To obtain a non-recursive method (that doesn't require computing all sums with lower exponents), note that in general, the sum with exponent \( p \) will be a polynomial of degree \( p+1 \), so another way to solve the sums is to performs an ansatz and compute the polynomial coefficients from particular values. 
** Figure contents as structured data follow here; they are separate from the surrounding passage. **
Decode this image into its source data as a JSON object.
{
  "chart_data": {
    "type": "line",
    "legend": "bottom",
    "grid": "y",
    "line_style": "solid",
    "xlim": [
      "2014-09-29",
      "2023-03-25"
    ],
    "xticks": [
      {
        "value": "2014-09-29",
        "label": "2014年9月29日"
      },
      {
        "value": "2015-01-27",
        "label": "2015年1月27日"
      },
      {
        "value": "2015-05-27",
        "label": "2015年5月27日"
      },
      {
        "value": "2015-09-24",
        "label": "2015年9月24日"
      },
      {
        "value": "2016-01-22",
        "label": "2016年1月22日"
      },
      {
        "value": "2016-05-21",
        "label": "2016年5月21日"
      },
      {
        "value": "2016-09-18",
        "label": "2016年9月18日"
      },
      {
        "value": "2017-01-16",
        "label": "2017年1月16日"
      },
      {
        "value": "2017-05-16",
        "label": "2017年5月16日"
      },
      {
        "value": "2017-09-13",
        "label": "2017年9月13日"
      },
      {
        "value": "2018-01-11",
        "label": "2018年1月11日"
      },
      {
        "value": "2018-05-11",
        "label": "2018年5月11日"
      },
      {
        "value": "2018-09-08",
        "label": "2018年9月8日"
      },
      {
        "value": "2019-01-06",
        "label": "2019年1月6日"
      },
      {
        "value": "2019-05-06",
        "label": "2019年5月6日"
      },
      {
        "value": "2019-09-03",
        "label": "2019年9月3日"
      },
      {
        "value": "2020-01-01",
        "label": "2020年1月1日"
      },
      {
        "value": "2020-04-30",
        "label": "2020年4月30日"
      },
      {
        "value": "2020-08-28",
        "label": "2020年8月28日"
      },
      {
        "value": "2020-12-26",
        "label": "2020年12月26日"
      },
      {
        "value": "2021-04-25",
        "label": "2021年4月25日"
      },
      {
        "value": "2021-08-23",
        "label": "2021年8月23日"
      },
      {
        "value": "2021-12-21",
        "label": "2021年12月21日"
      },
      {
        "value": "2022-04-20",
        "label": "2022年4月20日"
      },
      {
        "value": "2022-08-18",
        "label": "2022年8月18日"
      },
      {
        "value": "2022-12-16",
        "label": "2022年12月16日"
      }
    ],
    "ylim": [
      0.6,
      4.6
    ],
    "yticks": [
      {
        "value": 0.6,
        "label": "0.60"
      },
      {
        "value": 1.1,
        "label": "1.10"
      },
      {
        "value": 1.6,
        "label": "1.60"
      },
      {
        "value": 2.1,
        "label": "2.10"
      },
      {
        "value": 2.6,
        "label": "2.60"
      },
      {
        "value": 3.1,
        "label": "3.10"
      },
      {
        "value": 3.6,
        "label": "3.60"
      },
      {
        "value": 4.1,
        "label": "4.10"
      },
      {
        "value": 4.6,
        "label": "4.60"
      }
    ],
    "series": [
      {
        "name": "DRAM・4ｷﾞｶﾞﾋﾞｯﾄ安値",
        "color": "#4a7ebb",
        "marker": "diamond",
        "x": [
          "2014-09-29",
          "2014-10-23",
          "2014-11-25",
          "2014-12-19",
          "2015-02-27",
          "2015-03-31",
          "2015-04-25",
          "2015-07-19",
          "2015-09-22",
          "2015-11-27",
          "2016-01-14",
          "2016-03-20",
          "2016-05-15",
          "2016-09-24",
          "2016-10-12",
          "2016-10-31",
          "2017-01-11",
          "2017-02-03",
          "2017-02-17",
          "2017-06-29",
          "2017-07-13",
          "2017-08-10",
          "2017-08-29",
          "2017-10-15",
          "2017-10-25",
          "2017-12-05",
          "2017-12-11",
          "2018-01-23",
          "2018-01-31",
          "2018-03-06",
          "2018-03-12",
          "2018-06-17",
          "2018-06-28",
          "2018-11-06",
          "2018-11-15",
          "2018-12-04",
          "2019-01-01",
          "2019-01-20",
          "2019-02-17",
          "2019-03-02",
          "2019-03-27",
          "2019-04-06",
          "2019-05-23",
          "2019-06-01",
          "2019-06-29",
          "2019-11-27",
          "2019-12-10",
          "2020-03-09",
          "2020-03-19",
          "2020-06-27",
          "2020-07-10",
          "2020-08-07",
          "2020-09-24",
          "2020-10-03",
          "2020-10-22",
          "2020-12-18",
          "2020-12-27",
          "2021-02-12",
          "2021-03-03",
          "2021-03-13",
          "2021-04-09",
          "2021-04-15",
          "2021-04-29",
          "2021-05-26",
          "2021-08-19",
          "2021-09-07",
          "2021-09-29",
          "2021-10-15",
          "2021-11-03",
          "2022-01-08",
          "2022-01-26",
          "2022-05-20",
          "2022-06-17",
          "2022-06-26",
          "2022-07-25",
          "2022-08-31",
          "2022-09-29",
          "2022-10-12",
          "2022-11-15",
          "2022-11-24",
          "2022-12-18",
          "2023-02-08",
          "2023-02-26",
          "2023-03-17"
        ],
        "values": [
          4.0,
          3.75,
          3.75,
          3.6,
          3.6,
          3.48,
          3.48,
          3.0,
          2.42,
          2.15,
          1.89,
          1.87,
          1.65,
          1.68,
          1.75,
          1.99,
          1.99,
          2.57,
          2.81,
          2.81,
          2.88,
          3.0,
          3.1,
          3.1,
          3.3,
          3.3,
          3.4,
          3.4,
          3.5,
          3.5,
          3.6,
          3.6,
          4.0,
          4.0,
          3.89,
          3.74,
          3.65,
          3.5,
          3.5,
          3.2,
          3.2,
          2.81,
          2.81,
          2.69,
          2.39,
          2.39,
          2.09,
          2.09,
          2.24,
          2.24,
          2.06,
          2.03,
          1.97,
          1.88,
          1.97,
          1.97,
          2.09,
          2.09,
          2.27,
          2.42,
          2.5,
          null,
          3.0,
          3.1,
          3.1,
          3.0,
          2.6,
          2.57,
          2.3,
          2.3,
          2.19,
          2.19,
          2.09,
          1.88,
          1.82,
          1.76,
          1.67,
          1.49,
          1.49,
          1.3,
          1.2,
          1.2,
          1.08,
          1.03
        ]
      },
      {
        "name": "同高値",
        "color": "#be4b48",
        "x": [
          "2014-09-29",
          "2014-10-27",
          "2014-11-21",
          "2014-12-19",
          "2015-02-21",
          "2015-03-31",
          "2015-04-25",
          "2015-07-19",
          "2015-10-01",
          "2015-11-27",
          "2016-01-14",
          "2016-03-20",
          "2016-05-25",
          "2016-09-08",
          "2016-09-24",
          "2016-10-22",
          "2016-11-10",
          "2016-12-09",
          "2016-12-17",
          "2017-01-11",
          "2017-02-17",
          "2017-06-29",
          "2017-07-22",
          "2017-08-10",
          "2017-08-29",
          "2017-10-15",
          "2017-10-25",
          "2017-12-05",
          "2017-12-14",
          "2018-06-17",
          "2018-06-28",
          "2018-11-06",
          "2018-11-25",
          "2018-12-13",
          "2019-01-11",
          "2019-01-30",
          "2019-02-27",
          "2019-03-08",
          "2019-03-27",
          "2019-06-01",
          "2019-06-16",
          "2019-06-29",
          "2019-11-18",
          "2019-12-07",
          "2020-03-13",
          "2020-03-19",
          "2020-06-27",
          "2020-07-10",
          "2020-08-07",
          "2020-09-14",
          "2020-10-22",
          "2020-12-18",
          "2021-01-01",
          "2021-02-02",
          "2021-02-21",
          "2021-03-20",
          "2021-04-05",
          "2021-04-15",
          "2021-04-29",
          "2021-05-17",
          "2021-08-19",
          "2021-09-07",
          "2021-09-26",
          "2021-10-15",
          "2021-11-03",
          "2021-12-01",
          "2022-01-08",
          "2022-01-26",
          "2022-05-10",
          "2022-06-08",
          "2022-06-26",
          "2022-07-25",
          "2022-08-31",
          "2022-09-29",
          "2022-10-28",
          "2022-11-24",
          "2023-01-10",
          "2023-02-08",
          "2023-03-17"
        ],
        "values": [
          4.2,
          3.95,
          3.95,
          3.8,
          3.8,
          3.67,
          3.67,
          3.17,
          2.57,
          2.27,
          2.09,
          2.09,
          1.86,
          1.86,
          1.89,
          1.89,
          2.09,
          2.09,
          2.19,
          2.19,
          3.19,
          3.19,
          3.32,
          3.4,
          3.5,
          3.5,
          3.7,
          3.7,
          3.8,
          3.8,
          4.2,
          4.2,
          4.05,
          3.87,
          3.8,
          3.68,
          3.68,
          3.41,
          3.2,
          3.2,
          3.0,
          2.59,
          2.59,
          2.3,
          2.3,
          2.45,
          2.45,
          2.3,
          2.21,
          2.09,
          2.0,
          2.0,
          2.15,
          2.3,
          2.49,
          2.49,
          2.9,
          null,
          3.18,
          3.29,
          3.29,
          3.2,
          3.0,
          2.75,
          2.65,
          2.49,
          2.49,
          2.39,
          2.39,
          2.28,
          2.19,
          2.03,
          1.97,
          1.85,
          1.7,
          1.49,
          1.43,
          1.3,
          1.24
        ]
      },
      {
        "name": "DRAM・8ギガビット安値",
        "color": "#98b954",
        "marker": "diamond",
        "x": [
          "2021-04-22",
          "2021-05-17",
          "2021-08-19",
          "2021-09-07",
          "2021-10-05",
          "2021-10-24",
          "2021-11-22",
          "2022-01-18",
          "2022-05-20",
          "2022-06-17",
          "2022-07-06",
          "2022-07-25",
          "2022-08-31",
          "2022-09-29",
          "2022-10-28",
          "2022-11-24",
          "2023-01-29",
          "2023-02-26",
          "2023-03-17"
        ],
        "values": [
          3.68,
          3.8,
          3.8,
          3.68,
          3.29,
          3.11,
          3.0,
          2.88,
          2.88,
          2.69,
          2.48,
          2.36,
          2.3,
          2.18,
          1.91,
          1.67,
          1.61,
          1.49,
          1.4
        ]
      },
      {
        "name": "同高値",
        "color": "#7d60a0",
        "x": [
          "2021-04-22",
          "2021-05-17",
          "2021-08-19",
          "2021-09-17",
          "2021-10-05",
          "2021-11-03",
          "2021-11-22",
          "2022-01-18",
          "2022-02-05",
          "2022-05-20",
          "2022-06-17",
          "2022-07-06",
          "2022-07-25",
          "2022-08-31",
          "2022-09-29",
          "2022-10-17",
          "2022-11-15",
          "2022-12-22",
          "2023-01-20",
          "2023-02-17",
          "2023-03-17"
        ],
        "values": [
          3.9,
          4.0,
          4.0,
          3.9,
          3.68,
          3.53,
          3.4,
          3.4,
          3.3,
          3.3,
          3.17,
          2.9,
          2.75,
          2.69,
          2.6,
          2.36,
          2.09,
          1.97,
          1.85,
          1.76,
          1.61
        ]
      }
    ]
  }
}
Let's try the non-recursive algorithm to find the sum with \( p=4 \):
\[
\sum_{k=1}^n k^4 = 1^4+2^4+\ldots + n^4
\]
without first solving the sum for \( p=3 \).
For \( p=4 \), we know the closed form is a polynomial of degree \( p+1=5 \). So we set:
\[
\sum_{k=1}^n k^4 = 1^4+2^4+\ldots + n^4 = a_5 n^5 + a_4 n^4 + a_3 n^3 + a_2 n^2 + a_1 n + a_0
\]
We have 6 unknown coefficients, so we need (at least) 6 equations. These can be obtained by computing the quartic sum for \( n=1,2,\ldots,6 \):
\[
n=1 \implies a_5 + a_4 + a_3 + a_2 + a_1 + a_0 = 1
\]
\[
n=2 \implies 2^5 a_5 + 2^4 a_4 + 2^3 a_3 + 2^2 a_2 + 2 a_1 + a_0 = 17
\]
\[
n=3 \implies 3^5 a_5 + 3^4 a_4 + 3^3 a_3 + 3^2 a_2 + 3^1 a_1 + a_0 = 98
\]
and so on. 

Solving the linear system, we obtain: \( a_5=1/5, a_4=1/2, a_3=1/3,a_2=a_1=0, a_0=-1/30 \). You can either do this by hand (time consuming), or using a computer algebra system, or using this online calculator by copy-pasting the following:
a + b + c + d + t + f = 1
32*a + 16*b + 8*c + 4*d + 2*t + f = 17
243*a + 81*b + 27*c + 9*d + 3*t + f = 98
1024*a + 256*b + 64*c + 16*d + 4*t + f = 354
3125*a + 625*b + 125*c + 25*d + 5*t + f = 979
7776*a + 1296*b + 216*c + 36*d + 6*t + f = 2275

The identity is thus:
\[
\sum_{k=1}^n k^4 = 1^4+2^4+\ldots + n^4 = \frac{n^5}{5} + \frac{n^4}{2} + \frac{n^3}{3} - \frac{1}{30}
\]


This approach is taken far beyond sums of powers in the computer algebra development of Wilf-Zeilberger pairs.